The missbimbo site was created and more than 200,000 user accounts have been created so far, in less than a month since the game was launched. The French entrepreneur has recently moved to England and created Ouza Ltd to promote the game in the UK. More and more family oriented NGOs criticized the way young girls were encouraged to get plastic surgery, especially breast enhancements, and to remain thin by using any means available.

miss bimbo review

Controversy ensued after more than 1,2 million users created accounts on the site. Nicholas Jacquart, a French entrepreneur, initially created the game in French, for the French market. But marketing this game to girls between 9 and 16 years of age I think it's pretty much wrong.
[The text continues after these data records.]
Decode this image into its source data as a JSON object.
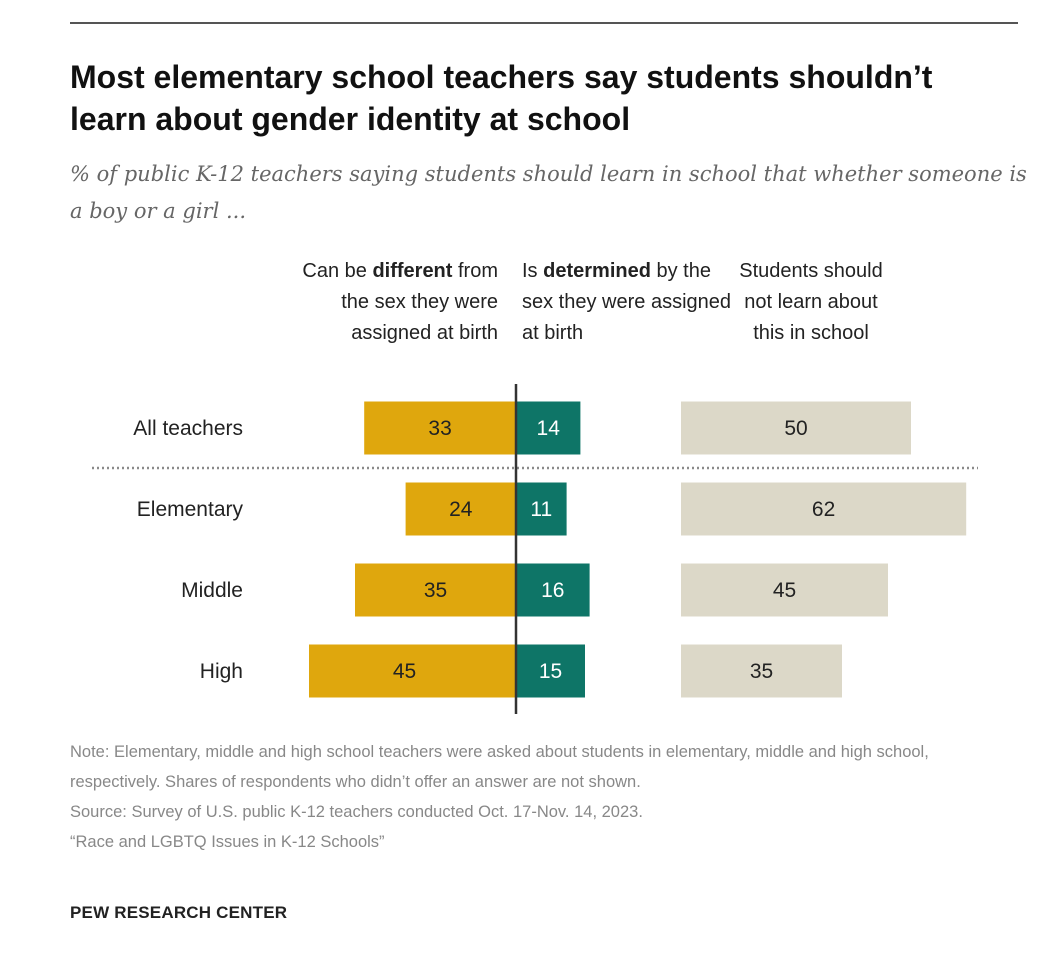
{
  "title": "Most elementary school teachers say students shouldn’t learn about gender identity at school",
  "subtitle": "% of public K-12 teachers saying students should learn in school that whether someone is a boy or a girl ...",
  "columns": {
    "different": {
      "pre": "Can be ",
      "bold": "different",
      "post": " from the sex they were assigned at birth"
    },
    "determined": {
      "pre": "Is ",
      "bold": "determined",
      "post": " by the sex they were assigned at birth"
    },
    "not_learn": {
      "text": "Students should not learn about this in school"
    }
  },
  "note": "Note: Elementary, middle and high school teachers were asked about students in elementary, middle and high school, respectively. Shares of respondents who didn’t offer an answer are not shown.",
  "source": "Source: Survey of U.S. public K-12 teachers conducted Oct. 17-Nov. 14, 2023.",
  "report": "“Race and LGBTQ Issues in K-12 Schools”",
  "brand": "PEW RESEARCH CENTER",
  "chart_data": {
    "type": "bar",
    "title": "Most elementary school teachers say students shouldn’t learn about gender identity at school",
    "categories": [
      "All teachers",
      "Elementary",
      "Middle",
      "High"
    ],
    "series": [
      {
        "name": "Can be different from the sex they were assigned at birth",
        "color": "#dfa70d",
        "values": [
          33,
          24,
          35,
          45
        ]
      },
      {
        "name": "Is determined by the sex they were assigned at birth",
        "color": "#0e7567",
        "values": [
          14,
          11,
          16,
          15
        ]
      },
      {
        "name": "Students should not learn about this in school",
        "color": "#dcd8c8",
        "values": [
          50,
          62,
          45,
          35
        ]
      }
    ],
    "xlim": [
      0,
      100
    ]
  }
}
Miss bimbo review simulator#

And I don't have anything against a bimbo simulator MMO. And don't get me wrong, I don't have anything against bimbos. MacVicar challenged that by saying, "Bimbo is such a derogatory term," to which Evans replied that, in Britain, at least, "bimbo" isn't particularly derogatory and has even become fairly mainstream, used in media there a lot.Does anyone in the audience want to become the "perfect bimbo"? Because the Internet offers anyone that chance. Certainly in the U.K., it's become a sort of endearing term for dizzy, blonde-haired caricature, Britney Spears look-alike, isn't it?" "Personally, I think the name 'bimbo' has become an almost endearing term for your, your sort of dizzy, blonde-haired caricature. None of their parents has complained."Īs for site's the name: Blame it on celebrity culture, they say. "These are clearly things you have never thought about," MacVicar interjected. The fact that we've got players underneath the age 16, and should you have the option to buy a boob job on there, or diet pills?" We've marketed to the general, fashion-conscious teenage market. The founder of the British version of, Chris Evans, says, "We haven't marketed towards them (young teens and pre-teens).

miss bimbo review

Since the story hit the British media, MacVicar observes, the co-founders, working from their kitchen tables, have been inundated, and struggling to justify their choices.

Miss bimbo review how to#

Says Susannah Walker, also 14, "I don't like the way it advertises how to be really thin and everything, because it 'sells' things like diet pills, and I don't agree with that." "I think it might influence younger people, people who are perhaps a bit insecure about themselves to start with," Ellie Thomson, 14, told MacVicar, "and it would make them almost see that as a role model or something." It's been live, in English, in England for two months and has attracted more than 200,000 registered users there - the majority over 18, but at least some of them young teens - and even one who's nine-years-old. The site originated in France a year ago and, its creator there says, has a million registered users but not a single complaint about content. "There are going to be many children who take this very, very seriously and think that to manipulate somebody's image like this is the norm." "I wouldn't want my patients or my children to be looking at material like this," says Dee Dawson, medical director of an anorexia clinic.